Herrschaft und Recht in der frühmittelalterlichen Grundherrschaft


Seminararbeit, 2002

16 Seiten, Note: 1


Leseprobe


Inhaltsverzeichnis

1. Einleitung, Fragestellung, Quellen

2. Herrschaft und Recht in der Grundherrschaft
2.1 Das System der frühmittelalterlichen Grundherrschaft
2.2 Herrschaft und Gewohnheitsrecht
2.3 Hofrecht des Bischofs Burchard von Worms

3. Fazit

4. Literaturverzeichnis

5. Quellen

1. Einleitung, Fragestellung, Quellen

Unter Grundherrschaft versteht die Mehrheit der Historiker heutzutage „eine Grundform mittelalterlicher Herrschaft (…), welche von der Verfügung über Grund und Boden ausgeht und die auf diesem Boden ansässigen Personen herrschaftlich erfasst“[1]. Dieser Definition liegt die Annahme zugrunde, dass es sich bei der Grundherrschaft nicht um einen „Zustand freiwilliger Arbeitsteilung“ handelte, sondern vielmehr um ein „Herrschafts- und Machtverhältnis“.[2]

Dieses System der Landleihe umfasst wirtschaftliche und soziale Faktoren, die ein gegenseitiges Abhängigkeitsverhältnis zwischen Grundherrn und Grundholden begründen. Grundvoraussetzung dafür ist der Landbesitz und die Vergabe des Nutzungsrechts an diesem Land. „Als Gegenleistung für die Nutzung von Grund und Boden schulden die damit Beliehenen ihrem Grundherrn Abgaben und vielfach auch Dienstleistungen“.[3]

Diese Hausarbeit soll sich mit der Frage beschäftigen, ob sich aus dem Landbesitz Herrschaftsrechte ableiten lassen[4] und in wieweit diese willkürlich von dem Grundherrn ausgenutzt werden konnten, oder ob nicht das genossenschaftliche Element in der frühmittelalterlichen Grundherrschaft so stark ausgeprägt war, dass „für Herrschaft kein Raum war“[5].

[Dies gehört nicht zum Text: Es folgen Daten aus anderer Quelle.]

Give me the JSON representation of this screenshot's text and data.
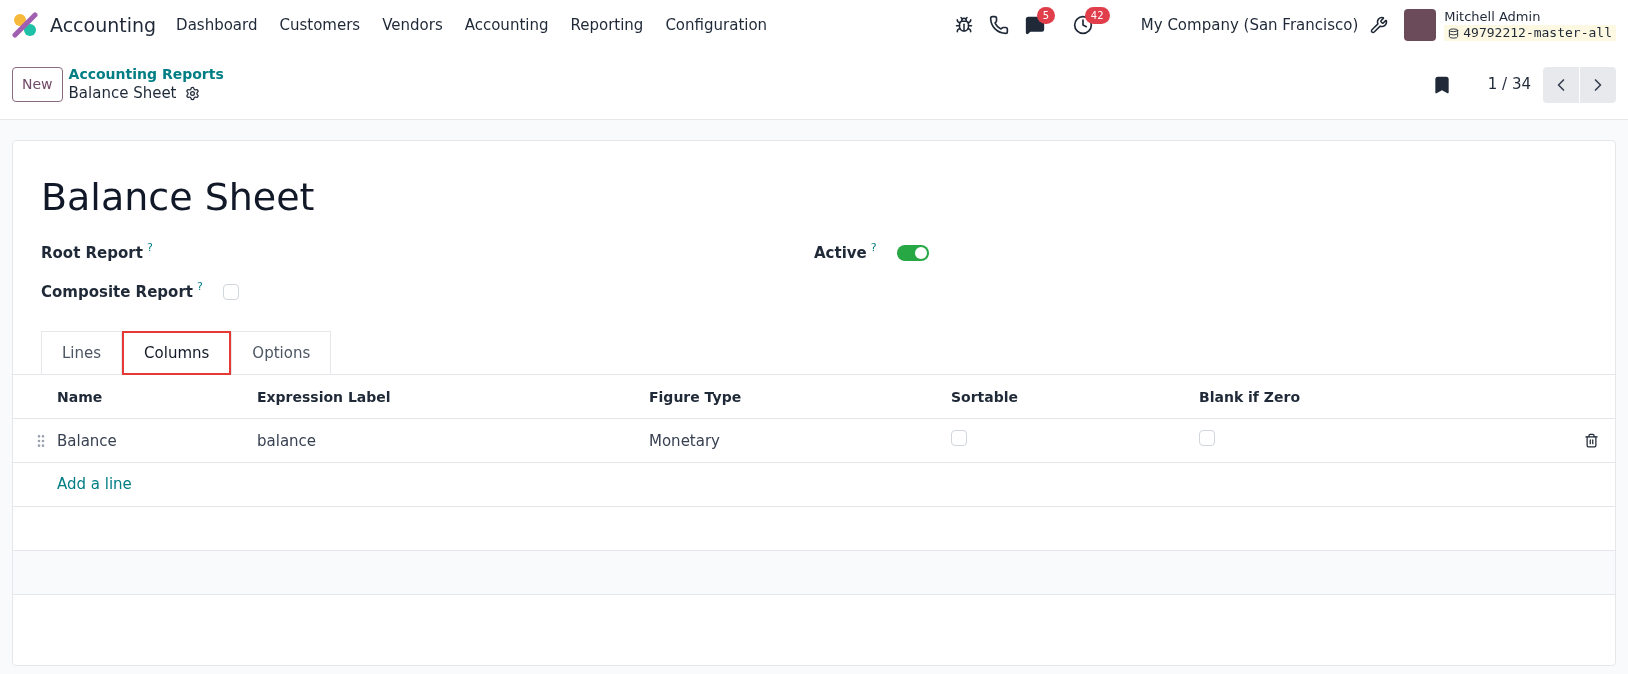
{
  "navbar": {
    "app_name": "Accounting",
    "menu": [
      "Dashboard",
      "Customers",
      "Vendors",
      "Accounting",
      "Reporting",
      "Configuration"
    ],
    "messages_badge": "5",
    "activities_badge": "42",
    "company": "My Company (San Francisco)",
    "user_name": "Mitchell Admin",
    "database": "49792212-master-all"
  },
  "control_panel": {
    "new_button": "New",
    "breadcrumb_parent": "Accounting Reports",
    "breadcrumb_current": "Balance Sheet",
    "pager": "1 / 34"
  },
  "form": {
    "title": "Balance Sheet",
    "fields": [
      {
        "kind": "text",
        "label": "Root Report",
        "help": "?"
      },
      {
        "kind": "toggle",
        "label": "Active",
        "help": "?",
        "on": true
      },
      {
        "kind": "checkbox",
        "label": "Composite Report",
        "help": "?",
        "checked": false
      }
    ],
    "tabs": [
      {
        "label": "Lines",
        "selected": false
      },
      {
        "label": "Columns",
        "selected": true,
        "highlighted": true
      },
      {
        "label": "Options",
        "selected": false
      }
    ],
    "table": {
      "columns": [
        "Name",
        "Expression Label",
        "Figure Type",
        "Sortable",
        "Blank if Zero"
      ],
      "rows": [
        {
          "name": "Balance",
          "expression_label": "balance",
          "figure_type": "Monetary",
          "sortable": false,
          "blank_if_zero": false
        }
      ],
      "add_line": "Add a line"
    }
  }
}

Es soll näher untersucht werden, ob dem Grundherrn ein Ermessensspielraum bei der Ausübung von Herrschaft und bei der Festlegung der Abgaben bzw. bei der Setzung von Recht im Allgemeinen blieb, oder ob sich diese Einflussnahme im Gewohnheitsrecht auflöste und somit Herrschaft bzw. deren Missbrauch verhinderte.

Dazu soll zunächst näher auf das System der frühmittelalterlichen Grundherrschaft und insbesondere auf die Definition des darin enthaltenen Begriffes der Herrschaft eingegangen werden, um die daraus gewonnenen Ergebnisse anschließend anhand des Hofrechts Bischof Burchards von Worms als zeitgenössischer normativer Quelle zu überprüfen.

2. Herrschaft und Recht in der Grundherrschaft

2.1 Das System der frühmittelalterlichen Grundherrschaft

Das gegenseitige Abhängigkeitsverhältnis zwischen Grundherrn und Grundholden beruhte neben den Abgaben und Dienstleistungen als Gegenleistung für die Nutzung des grundherrschaftlichen Landes auf weiteren Faktoren.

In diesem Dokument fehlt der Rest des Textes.